Un processo del genere ispira il lavoro di Lola Rudelou, nail artist sempre più popolare nel panorama delle unghie decorate, che ha saputo distinguersi grazie al suo personalissimo stile. Le unghie da lei create, infatti, assomigliano a impalpabili decorazioni in vetro soffiato, come fossero appena uscite da un laboratorio di Murano. Invece lei si trova a Parigi e opera presso il Biggg Studio, dove è richiestissima dai clienti. Il motivo risiede proprio nelle sue unghie caratteristiche: una base acrilica vitrea, decorata da applicazioni che a loro volta richiamano il vetro ma anche da brillantini, gemme, ed elementi metallici. Spesso ricrea anche le lavorazioni del vetro, o speciali motivi come quello delle vetrate o l’animalier. Insomma, ce n’è per tutti i gusti.

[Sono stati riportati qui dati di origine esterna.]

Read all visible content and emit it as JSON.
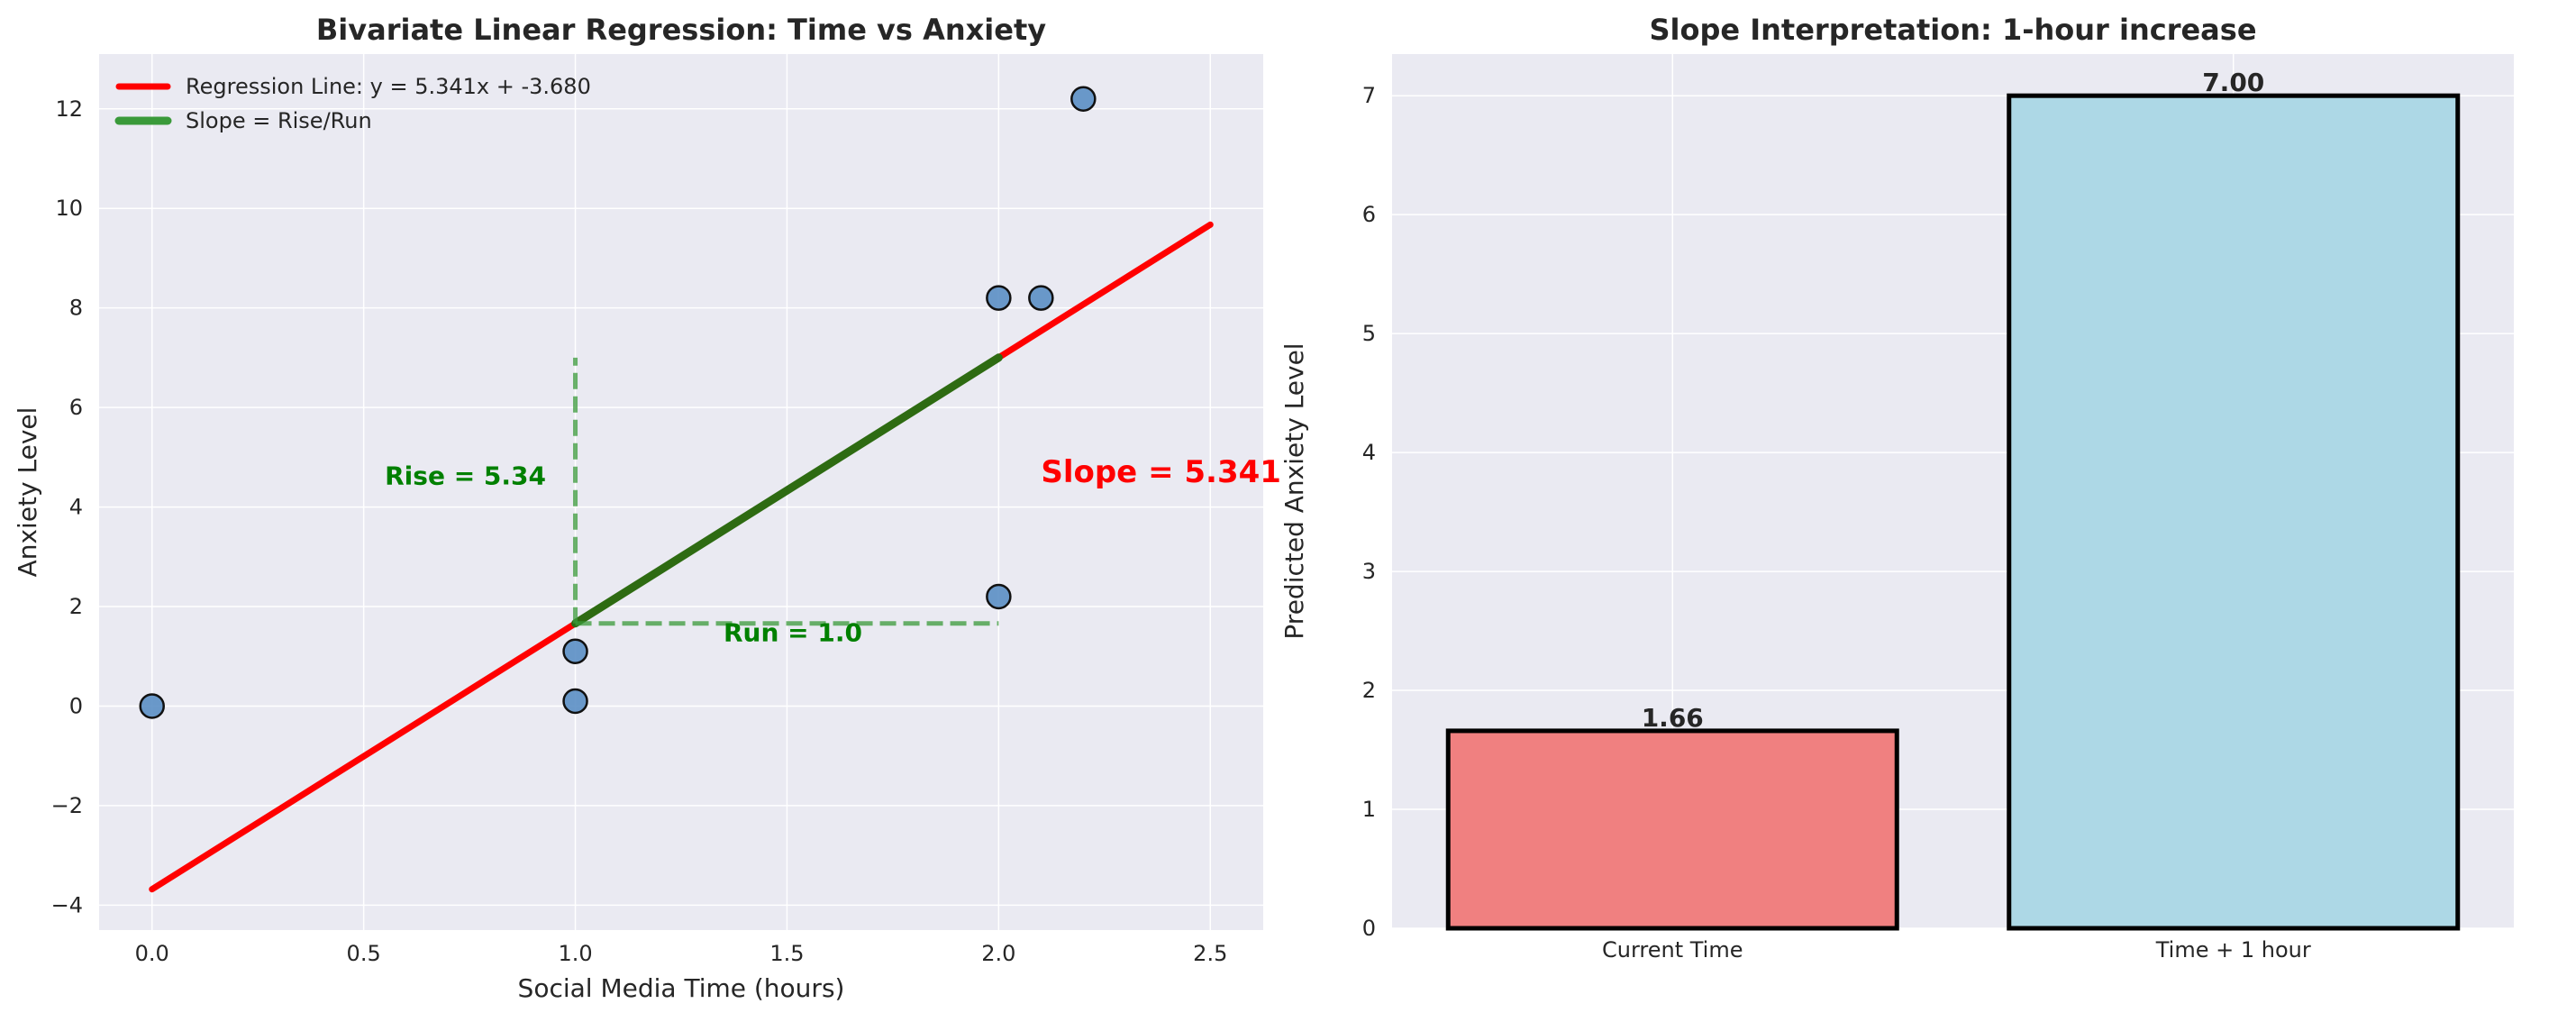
{
  "chart_data": [
    {
      "type": "scatter",
      "title": "Bivariate Linear Regression: Time vs Anxiety",
      "xlabel": "Social Media Time (hours)",
      "ylabel": "Anxiety Level",
      "xlim": [
        -0.125,
        2.625
      ],
      "ylim": [
        -4.5,
        13.1
      ],
      "xticks": [
        0.0,
        0.5,
        1.0,
        1.5,
        2.0,
        2.5
      ],
      "xtick_labels": [
        "0.0",
        "0.5",
        "1.0",
        "1.5",
        "2.0",
        "2.5"
      ],
      "yticks": [
        -4,
        -2,
        0,
        2,
        4,
        6,
        8,
        10,
        12
      ],
      "ytick_labels": [
        "−4",
        "−2",
        "0",
        "2",
        "4",
        "6",
        "8",
        "10",
        "12"
      ],
      "grid": true,
      "legend_position": "top-left",
      "points": [
        {
          "x": 0.0,
          "y": 0.0
        },
        {
          "x": 1.0,
          "y": 1.1
        },
        {
          "x": 1.0,
          "y": 0.1
        },
        {
          "x": 2.0,
          "y": 8.2
        },
        {
          "x": 2.1,
          "y": 8.2
        },
        {
          "x": 2.2,
          "y": 12.2
        },
        {
          "x": 2.0,
          "y": 2.2
        }
      ],
      "regression": {
        "label": "Regression Line: y = 5.341x + -3.680",
        "slope": 5.341,
        "intercept": -3.68,
        "x_range": [
          0.0,
          2.5
        ],
        "color": "#ff0000"
      },
      "slope_segment": {
        "label": "Slope = Rise/Run",
        "x_range": [
          1.0,
          2.0
        ],
        "color": "#2e6b12",
        "legend_color": "#3a9a3a"
      },
      "run_line": {
        "x": [
          1.0,
          2.0
        ],
        "y": 1.66
      },
      "rise_line": {
        "x": 1.0,
        "y": [
          1.66,
          7.0
        ]
      },
      "annotations": {
        "rise": {
          "text": "Rise = 5.34",
          "x": 0.55,
          "y": 4.45,
          "color": "#008000"
        },
        "run": {
          "text": "Run = 1.0",
          "x": 1.35,
          "y": 1.3,
          "color": "#008000"
        },
        "slope": {
          "text": "Slope = 5.341",
          "x": 2.1,
          "y": 4.5,
          "color": "#ff0000"
        }
      },
      "marker_color": "#5b8fc4"
    },
    {
      "type": "bar",
      "title": "Slope Interpretation: 1-hour increase",
      "xlabel": "",
      "ylabel": "Predicted Anxiety Level",
      "categories": [
        "Current Time",
        "Time + 1 hour"
      ],
      "values": [
        1.66,
        7.0
      ],
      "value_labels": [
        "1.66",
        "7.00"
      ],
      "colors": [
        "#f08080",
        "#add8e6"
      ],
      "ylim": [
        0,
        7.35
      ],
      "yticks": [
        0,
        1,
        2,
        3,
        4,
        5,
        6,
        7
      ],
      "ytick_labels": [
        "0",
        "1",
        "2",
        "3",
        "4",
        "5",
        "6",
        "7"
      ],
      "grid": true
    }
  ]
}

Il suo lavoro è recentemente apparso sull’edizione curata da Marc Jacobs di Vogue America, grazie a cui ha raggiunto un pubblico ancora più alto. A chi si ispira? «A Leeloo nel film “Il quinto elemento”. È pura e brutale. Ha l’anima più bella. Ha neon haircut, indossa Jean Paul Gaultier. È sublime», ha detto Lola Rudelou in un’intervista a “Dazed”, dove ha spiegato anche la sua visione del lavoro da nail artist: «Mi permette di progettare la mia visione: modellare, scolpire, dipingere e immaginare. Ho un legame profondo e sincero con i miei clienti; la loro fiducia mi concede la libertà di espressione».